The difference between the championing of the cause by Mrs. Arrindell and PM, William Marlin versus mine, is that I did not exclude other citizens of this country merely because they do not reside here any longer. After all, this is the constitutional right all Dutch citizens born in the Netherlands have no matter where they reside within or out of the Kingdom of the Netherlands. Are we to discriminate against and refuse this democratic right to our citizens just because they choose to live overseas like the sister of our Prime Minister did?

My son also choose to live overseas. His reason was that the subject he studied for does not provide work opportunities for him here yet. However, if this opportunity for work never presents itself does this mean that he might not want to come back in his old age and enjoy his pension here? After all, I was born in Curaçao but spend the majority of my life (40 years) on St. Maarten, building a future for him and his sister to benefit from. It is their inheritance and the only place they call their country.

My son, who by the way was born here, speaks of Canada as his second home; second is the key word here. On top of that, they look forward every year to come here on vacation and spend time with their loved ones and friends whom for the greater majority are citizens of this country. Am I to believe that they may not have a say in how this country is run? Did we ever stop to consider that when someone made a choice to live overseas it might be because of lack of opportunities back home and greener pastures elsewhere?
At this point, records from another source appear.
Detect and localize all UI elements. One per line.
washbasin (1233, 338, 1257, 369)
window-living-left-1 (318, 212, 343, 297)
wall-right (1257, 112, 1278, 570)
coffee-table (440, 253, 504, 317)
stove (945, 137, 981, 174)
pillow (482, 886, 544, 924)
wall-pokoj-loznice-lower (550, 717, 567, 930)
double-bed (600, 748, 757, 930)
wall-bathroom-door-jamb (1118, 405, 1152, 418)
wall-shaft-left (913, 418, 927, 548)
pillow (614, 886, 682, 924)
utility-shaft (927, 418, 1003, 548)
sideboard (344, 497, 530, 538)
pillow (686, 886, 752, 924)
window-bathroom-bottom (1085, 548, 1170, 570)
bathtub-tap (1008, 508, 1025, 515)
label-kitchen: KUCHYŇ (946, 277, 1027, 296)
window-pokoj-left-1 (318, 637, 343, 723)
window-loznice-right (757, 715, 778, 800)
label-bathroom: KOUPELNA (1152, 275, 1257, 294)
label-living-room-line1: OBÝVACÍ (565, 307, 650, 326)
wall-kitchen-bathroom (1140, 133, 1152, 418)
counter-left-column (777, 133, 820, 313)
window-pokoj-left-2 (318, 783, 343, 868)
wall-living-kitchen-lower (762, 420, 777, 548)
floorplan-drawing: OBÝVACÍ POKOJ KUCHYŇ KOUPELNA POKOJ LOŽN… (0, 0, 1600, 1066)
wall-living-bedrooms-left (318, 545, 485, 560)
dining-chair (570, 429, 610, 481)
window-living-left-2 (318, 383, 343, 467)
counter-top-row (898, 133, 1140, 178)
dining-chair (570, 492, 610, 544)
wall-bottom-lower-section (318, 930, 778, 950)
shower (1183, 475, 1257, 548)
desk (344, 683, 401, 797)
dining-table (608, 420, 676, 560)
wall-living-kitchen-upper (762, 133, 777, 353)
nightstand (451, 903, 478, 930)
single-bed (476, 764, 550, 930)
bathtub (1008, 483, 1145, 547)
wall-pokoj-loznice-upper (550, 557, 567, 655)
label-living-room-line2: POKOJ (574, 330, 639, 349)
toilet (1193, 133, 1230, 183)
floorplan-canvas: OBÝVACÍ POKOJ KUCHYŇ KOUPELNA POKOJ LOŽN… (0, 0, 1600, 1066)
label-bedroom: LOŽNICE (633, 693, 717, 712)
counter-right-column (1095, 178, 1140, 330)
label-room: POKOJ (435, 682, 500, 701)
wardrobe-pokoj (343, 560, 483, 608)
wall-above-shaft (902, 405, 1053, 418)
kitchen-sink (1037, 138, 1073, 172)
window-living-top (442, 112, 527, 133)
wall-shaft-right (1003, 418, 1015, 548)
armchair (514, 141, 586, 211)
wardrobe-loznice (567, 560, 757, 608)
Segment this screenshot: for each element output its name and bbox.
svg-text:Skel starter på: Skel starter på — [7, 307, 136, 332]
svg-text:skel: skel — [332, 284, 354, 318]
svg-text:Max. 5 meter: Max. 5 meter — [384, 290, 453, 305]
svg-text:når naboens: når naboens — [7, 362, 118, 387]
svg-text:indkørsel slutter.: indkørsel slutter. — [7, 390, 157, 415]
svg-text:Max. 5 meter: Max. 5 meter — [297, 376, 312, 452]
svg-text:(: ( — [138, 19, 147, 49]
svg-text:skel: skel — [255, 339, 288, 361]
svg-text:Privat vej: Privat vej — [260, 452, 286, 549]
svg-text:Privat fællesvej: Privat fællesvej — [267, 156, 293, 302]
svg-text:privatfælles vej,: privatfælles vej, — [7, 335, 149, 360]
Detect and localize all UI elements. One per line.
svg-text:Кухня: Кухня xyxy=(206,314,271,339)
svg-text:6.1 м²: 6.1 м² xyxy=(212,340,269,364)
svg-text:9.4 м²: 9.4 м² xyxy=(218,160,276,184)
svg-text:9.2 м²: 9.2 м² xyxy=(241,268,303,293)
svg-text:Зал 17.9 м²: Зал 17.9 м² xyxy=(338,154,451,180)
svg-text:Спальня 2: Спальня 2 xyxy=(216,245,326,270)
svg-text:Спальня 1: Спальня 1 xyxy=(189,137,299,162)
We are a tolerating country that permits over 114 citizens of other countries to call St. Maarten their home, all in search of greener pastures. They number thousands. They get a passport and with it, the right to vote. Yet our own are discriminated against and are told you made a choice to live overseas. Shame on those of us for thinking so little of our own. Think of all the non-purchased votes, the educated votes and the want my country to one day be a place with a government to be proud of, votes we are denying by excluding all born-here citizens residing overseas, the right to cast their votes.

If it can be done for a selective group, then it can be done for all citizens of this country. Yes, we should start with Holland, but not start with students only. I too hope. Only I hope that we one day, sooner than later, will not look down on our own but rather lift them up as part of “we” that they are.